Become a State Party to the Rome Statute of the International Criminal Court
As a Small Island Developing State in the Pacific, Tuvalu is witnessing first-hand the impacts of climate change. In spite of international agreements, Tuvalu continues to suffer from rising sea levels, risking its territory due to global warming. Criminalizing ecocide, a root cause of the climate crisis, is a way to change the ground rules of our system, and uplift the voices of Tuvaluans and Pacific islanders. How? In the voting system of the International Criminal Court, their voice matters as much as any larger Nation (1 state = 1 vote). This is why we want the Tuvaluan government to become the 124th State Party to the Rome Statute of the International Criminal Court.
For this, Stop Ecocide International is supporting the Saving Tuvalu Global Campaign to raise awareness and harness public support, calling on the Tuvaluan government to join a growing global conversation to criminalize ecocide as the fifth crime against peace under the Rome Statute.
This petition aims to unite both Tuvaluans and fellow Pacific Islanders – directly on the frontlines of the climate crisis with rising sea levels – with international allies advocating for climate action.
Add Your Voice
Add your name and digital signature to support Tuvaluans adding their voice to the global conversation on making #ecocide an international crime.
STOP ECOCIDE IN THE PACIFIC
“An amendment of the Rome Statute could criminalise acts that amount to ecocide. We believe this radical idea merits serious discussion in the face of recent scientific evidence showing that climate change poses an existential threat to civilizations.

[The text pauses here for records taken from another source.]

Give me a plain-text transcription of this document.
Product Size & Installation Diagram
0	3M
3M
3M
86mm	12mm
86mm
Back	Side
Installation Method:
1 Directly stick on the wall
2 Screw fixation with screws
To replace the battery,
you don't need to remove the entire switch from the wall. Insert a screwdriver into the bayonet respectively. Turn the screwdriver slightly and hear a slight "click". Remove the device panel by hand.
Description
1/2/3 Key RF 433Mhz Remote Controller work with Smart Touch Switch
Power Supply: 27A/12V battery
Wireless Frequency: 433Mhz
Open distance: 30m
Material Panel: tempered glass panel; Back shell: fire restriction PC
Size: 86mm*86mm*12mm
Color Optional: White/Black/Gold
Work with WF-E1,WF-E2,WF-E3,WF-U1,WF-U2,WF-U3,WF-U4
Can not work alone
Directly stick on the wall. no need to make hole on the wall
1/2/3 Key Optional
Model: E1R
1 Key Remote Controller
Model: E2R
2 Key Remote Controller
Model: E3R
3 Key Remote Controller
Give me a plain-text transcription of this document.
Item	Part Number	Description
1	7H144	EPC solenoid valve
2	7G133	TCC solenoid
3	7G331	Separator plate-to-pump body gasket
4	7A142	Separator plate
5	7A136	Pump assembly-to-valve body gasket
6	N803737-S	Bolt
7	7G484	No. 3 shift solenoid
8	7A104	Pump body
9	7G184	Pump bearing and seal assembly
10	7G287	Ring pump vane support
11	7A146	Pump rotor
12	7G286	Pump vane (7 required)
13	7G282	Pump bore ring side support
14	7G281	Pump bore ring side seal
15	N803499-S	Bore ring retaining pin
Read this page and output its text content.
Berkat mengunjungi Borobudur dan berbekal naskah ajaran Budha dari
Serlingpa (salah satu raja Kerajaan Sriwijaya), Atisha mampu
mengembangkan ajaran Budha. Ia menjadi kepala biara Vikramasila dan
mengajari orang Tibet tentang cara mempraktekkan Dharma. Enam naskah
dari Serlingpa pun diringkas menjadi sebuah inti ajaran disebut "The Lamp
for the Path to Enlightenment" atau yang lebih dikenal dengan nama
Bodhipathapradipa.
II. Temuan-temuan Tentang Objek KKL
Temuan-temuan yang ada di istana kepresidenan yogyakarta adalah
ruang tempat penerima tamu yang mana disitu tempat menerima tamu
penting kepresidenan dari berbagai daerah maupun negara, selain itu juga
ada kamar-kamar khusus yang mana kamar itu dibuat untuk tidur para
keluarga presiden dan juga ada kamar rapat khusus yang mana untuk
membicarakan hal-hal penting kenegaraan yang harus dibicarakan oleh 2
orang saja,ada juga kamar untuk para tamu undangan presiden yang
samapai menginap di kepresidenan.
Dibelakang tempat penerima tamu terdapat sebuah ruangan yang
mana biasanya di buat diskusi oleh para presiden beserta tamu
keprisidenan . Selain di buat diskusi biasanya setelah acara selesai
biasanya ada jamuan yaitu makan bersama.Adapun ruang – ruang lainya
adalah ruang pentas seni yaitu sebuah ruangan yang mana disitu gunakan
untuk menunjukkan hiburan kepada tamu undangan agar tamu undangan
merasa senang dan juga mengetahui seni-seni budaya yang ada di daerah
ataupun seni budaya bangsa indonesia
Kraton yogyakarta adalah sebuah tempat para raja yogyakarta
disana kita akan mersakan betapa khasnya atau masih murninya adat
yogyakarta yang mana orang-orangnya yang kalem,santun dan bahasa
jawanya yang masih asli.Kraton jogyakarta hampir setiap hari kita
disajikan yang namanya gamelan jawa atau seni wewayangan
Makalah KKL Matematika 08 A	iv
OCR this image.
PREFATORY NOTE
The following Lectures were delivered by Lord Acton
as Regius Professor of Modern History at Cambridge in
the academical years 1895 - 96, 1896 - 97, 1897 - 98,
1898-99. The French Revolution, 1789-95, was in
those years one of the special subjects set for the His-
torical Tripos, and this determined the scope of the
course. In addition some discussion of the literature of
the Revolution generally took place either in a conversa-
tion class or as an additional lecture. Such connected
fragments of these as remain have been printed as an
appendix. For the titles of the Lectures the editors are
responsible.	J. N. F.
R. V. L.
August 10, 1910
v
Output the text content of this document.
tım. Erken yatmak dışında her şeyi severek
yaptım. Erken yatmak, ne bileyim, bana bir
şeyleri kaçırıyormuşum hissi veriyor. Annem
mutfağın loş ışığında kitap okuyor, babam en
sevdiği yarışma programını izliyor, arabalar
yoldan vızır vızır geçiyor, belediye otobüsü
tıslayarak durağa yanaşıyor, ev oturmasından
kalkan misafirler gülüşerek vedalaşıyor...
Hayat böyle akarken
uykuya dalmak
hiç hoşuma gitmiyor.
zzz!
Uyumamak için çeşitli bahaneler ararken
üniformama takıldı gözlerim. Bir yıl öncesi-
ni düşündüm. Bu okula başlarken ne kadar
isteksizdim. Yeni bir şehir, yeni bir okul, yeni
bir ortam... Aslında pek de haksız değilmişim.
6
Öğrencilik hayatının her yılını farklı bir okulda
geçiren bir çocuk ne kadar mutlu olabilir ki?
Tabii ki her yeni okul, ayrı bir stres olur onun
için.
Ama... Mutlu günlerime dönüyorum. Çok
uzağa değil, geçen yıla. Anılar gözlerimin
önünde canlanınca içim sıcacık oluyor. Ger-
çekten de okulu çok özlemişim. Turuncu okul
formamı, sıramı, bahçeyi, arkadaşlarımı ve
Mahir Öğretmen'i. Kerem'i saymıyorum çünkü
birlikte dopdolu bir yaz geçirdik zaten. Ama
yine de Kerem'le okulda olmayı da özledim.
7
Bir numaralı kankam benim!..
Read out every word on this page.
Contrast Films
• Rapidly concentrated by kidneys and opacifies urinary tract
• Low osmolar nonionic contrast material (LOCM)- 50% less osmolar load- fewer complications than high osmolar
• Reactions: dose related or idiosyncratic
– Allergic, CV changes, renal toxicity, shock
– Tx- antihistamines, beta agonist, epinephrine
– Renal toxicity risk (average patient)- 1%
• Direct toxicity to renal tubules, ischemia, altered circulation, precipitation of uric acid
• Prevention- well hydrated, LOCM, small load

At the same time, we call on the Office of the Prosecutor to ensure that climate-damaging conduct that amounts to international crimes is effectively investigated and prosecuted.”
– Ambassador John Licht of Vanuatu
In 2016, Polly Higgins, visionary UK barrister and co-founder of the Stop Ecocide campaign, first accompanied Vanuatan dignitaries to the International Criminal Court’s Assembly of States Parties in The Hague, Netherlands. This diplomatic and legal relationship contributed 3 years later to Vanuatu’s courageous intervention at the ICC’s Assembly in December 2019, as becoming the first nation to call for serious consideration of an amendment to the Rome Statute of the International Criminal Court to include a crime of ecocide.
The Maldives followed a few days later, with the statement from Mr. Ahmed Saleem, Member of Parliament and Chair of the Parliamentary Standing Committee on Climate Change and Environment. “It is time justice for climate change victims be recognised as part and parcel of the international criminal justice system.”